# A Bit of Backfire



## Dannoman (Jan 16, 2018)

I'm getting a bit of backfire when I run the 10HP Tecumseh MTD, I got a new sparkplug and will install it tomorrow, but that might not be it. I did notice that my gas cap is screwed up because the little metal disk is gone (probably in the tank) and the rubber dome that sits underneath it disappeared when the cap fell off the machine last time I took it out. So maybe it's the cap which isn't venting that's causing this. I can see sparking and an orange glow in the muffler when it acts up. Not good.


----------



## nwcove (Mar 2, 2015)

sounds like a lean condition or a valve issue. try running with the choke in the first notch to see if that helps.


----------



## RedOctobyr (Mar 2, 2014)

I doubt the gas cap would cause something like this. A non-venting gas cap would eventually starve the engine for fuel, and it would die shortly thereafter. 
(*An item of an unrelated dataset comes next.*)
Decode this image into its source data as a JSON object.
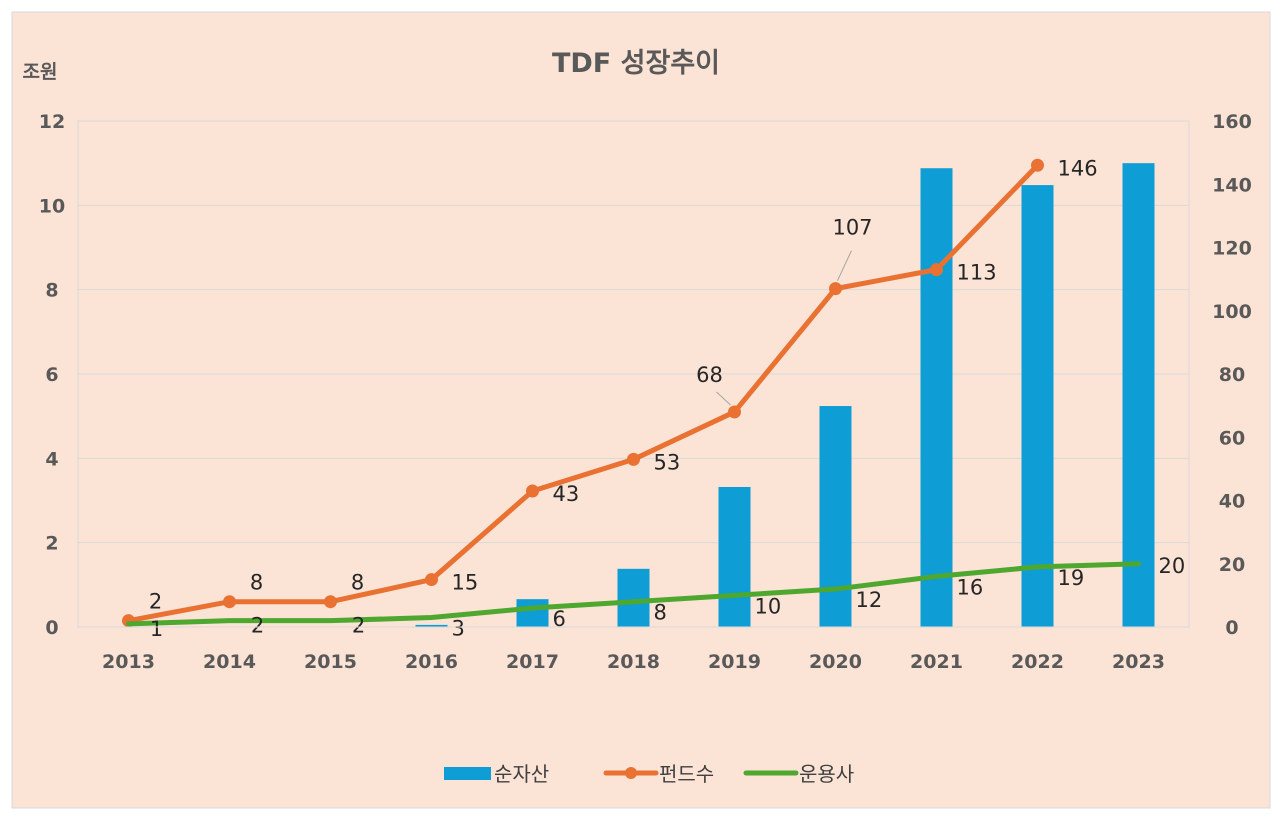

A valve that's not closing fully, due to insufficient valve clearance, can cause this. Does it show up right away, or primarily after the engine is hot, maybe under a load? Checking the valve clearances would be a good idea. If it's a flathead engine, then *changing* valve clearances is more difficult. But checking them is still pretty straightforward. I had a Tecumseh flathead which eventually had a valve clearance that was too small. I had to remove the valve and grind it by a few thousandths of an inch, to fix it. If a valve isn't fully closing, that's bad for the valve and engine, it's not a great idea to keep running an engine in that condition. 

I believe some carb conditions can also contribute, but I don't want to mis-quote what aspect would do this. A lean-running carb will make the engine run too hot, and could cause a glowing muffler. But backfiring on shutdown can, I think, be from running too-rich?


----------



## Dannoman (Jan 16, 2018)

nwcove said:


> sounds like a lean condition or a valve issue. try running with the choke in the first notch to see if that helps.



Thanks for this. 

I might have the same problem this guy had...






Good old Donyboy has a solution. Clean the air mixture screw. I have a non-adjustable carb just like this so I'll try it tomorrow.


----------